The average processor busy for the shift is the average busy of all the processors in the system. In a multiprocessor system, if each processor was 70% busy for the interval, then the average system busy is 70%.
In an LPAR environment, the processor busy represents the logical busy per processor based on the logical dispatch time.
IBM Z Performance and Capacity Analytics provides a number of reports that show CPU usage. The MVSPM Average CPU Busy, Hourly Trend report presents the hourly usage trend for your system. This report includes all systems for which data is collected.

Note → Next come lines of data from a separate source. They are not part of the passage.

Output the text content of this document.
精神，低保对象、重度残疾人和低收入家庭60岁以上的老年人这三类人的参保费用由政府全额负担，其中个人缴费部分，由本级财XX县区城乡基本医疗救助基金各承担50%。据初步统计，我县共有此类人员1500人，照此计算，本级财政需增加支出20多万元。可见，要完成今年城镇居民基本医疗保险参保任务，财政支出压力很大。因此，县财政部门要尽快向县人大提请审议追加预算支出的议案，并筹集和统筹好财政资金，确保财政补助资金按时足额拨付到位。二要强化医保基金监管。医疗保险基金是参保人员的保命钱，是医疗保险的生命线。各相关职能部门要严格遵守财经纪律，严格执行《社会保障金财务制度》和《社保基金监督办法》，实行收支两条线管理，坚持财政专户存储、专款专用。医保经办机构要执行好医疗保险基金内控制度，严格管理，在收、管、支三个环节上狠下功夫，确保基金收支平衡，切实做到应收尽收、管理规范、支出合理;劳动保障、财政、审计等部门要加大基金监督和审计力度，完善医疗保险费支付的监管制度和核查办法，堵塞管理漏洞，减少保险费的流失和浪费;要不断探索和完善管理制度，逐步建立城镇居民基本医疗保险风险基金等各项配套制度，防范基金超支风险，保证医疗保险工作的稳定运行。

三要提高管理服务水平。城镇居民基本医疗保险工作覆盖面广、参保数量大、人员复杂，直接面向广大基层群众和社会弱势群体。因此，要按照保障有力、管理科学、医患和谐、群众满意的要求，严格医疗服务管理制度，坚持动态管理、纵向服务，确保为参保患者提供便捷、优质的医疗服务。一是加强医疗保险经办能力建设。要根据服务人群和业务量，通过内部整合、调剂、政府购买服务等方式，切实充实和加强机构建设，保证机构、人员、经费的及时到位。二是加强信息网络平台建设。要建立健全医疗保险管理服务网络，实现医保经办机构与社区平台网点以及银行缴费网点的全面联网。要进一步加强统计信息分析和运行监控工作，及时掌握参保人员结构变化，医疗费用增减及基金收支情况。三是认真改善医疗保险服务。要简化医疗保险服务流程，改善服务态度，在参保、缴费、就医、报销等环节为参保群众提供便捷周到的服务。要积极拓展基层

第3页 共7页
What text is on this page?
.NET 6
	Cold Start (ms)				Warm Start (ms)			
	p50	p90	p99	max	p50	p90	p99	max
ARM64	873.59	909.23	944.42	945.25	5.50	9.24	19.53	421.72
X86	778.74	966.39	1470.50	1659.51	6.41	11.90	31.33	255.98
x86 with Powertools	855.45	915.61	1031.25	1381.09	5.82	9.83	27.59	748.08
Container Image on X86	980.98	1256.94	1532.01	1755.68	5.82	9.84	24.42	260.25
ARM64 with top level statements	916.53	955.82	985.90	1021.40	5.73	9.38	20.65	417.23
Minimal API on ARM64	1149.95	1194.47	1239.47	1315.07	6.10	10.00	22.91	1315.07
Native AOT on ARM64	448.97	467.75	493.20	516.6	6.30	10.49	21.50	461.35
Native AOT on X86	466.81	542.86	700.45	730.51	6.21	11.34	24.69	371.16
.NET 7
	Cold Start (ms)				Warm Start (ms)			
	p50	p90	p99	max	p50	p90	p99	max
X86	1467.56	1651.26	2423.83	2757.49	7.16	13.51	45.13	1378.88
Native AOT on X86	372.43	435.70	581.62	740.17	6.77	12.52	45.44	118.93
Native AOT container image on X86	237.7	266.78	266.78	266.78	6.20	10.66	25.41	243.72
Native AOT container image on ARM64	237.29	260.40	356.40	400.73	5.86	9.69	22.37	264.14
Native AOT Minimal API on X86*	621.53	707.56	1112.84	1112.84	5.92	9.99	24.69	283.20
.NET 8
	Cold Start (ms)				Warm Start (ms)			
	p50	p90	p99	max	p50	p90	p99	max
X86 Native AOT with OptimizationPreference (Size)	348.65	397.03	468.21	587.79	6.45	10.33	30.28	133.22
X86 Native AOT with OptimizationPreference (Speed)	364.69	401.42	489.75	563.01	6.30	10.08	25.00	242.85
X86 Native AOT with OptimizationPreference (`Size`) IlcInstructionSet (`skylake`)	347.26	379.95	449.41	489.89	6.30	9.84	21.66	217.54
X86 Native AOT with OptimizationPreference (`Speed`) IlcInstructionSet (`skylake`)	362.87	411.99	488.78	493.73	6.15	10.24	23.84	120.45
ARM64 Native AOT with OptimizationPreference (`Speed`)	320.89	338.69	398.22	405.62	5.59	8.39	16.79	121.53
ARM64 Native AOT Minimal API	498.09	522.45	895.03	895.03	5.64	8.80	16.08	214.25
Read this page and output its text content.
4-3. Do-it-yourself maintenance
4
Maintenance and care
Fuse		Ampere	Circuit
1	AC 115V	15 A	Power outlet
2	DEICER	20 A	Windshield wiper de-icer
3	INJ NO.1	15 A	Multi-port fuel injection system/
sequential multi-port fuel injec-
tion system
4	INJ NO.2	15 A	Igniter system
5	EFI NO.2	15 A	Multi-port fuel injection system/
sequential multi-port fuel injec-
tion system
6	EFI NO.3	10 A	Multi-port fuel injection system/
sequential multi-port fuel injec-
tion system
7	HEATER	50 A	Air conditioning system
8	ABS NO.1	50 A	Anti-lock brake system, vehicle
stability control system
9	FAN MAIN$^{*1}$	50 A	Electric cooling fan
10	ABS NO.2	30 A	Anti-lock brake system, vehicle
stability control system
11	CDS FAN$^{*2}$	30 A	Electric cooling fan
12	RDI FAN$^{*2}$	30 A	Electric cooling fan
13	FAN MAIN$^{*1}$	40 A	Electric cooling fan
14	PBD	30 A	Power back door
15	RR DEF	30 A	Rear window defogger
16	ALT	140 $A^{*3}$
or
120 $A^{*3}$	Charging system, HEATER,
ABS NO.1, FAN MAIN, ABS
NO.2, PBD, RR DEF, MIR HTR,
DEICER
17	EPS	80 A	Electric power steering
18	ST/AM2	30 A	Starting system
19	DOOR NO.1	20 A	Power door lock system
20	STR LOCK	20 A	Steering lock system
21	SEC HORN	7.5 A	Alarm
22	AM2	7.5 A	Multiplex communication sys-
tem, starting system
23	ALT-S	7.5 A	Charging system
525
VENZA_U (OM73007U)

Sysplex: 'SVPLEX5 ' Date: 2006-05-13
Period: All
Processor type: CP
MVS_system
<- S5C --> < TOTAL ->
Time
----- -------------- ---------------
13:00 9.7 9.7
14:00 74.5 74.5
============== ===============
42.1 42.1
IBM Z Performance and Capacity Analytics: MVSPM07
This report presents the overall picture of your processor usage for the day you specified and for the processor type (CP, IFA or IIP) you specified when creating the report. Processor busy patterns are an important part of the performance road map. Processor contention problems occur at peak periods. You can easily identify which times and which system to investigate for more detail. You can investigate the busy systems to look for delays caused by insufficient processor capacity. You should also look at the systems that seem to be underused. Under utilization is not always caused by a lack of work. Sometimes the processor cycles cannot be used because of a resource contention, such as storage constraints and delays in transferring data. At times, you must look at the impact of other systems, particularly in the area of DASD sharing or system consolidation.
The arrival time of work on different systems is an important factor in processor load balancing. When planning to use LPAR as a vehicle for processor load balancing, this factor helps determine if processor balancing will be beneficial.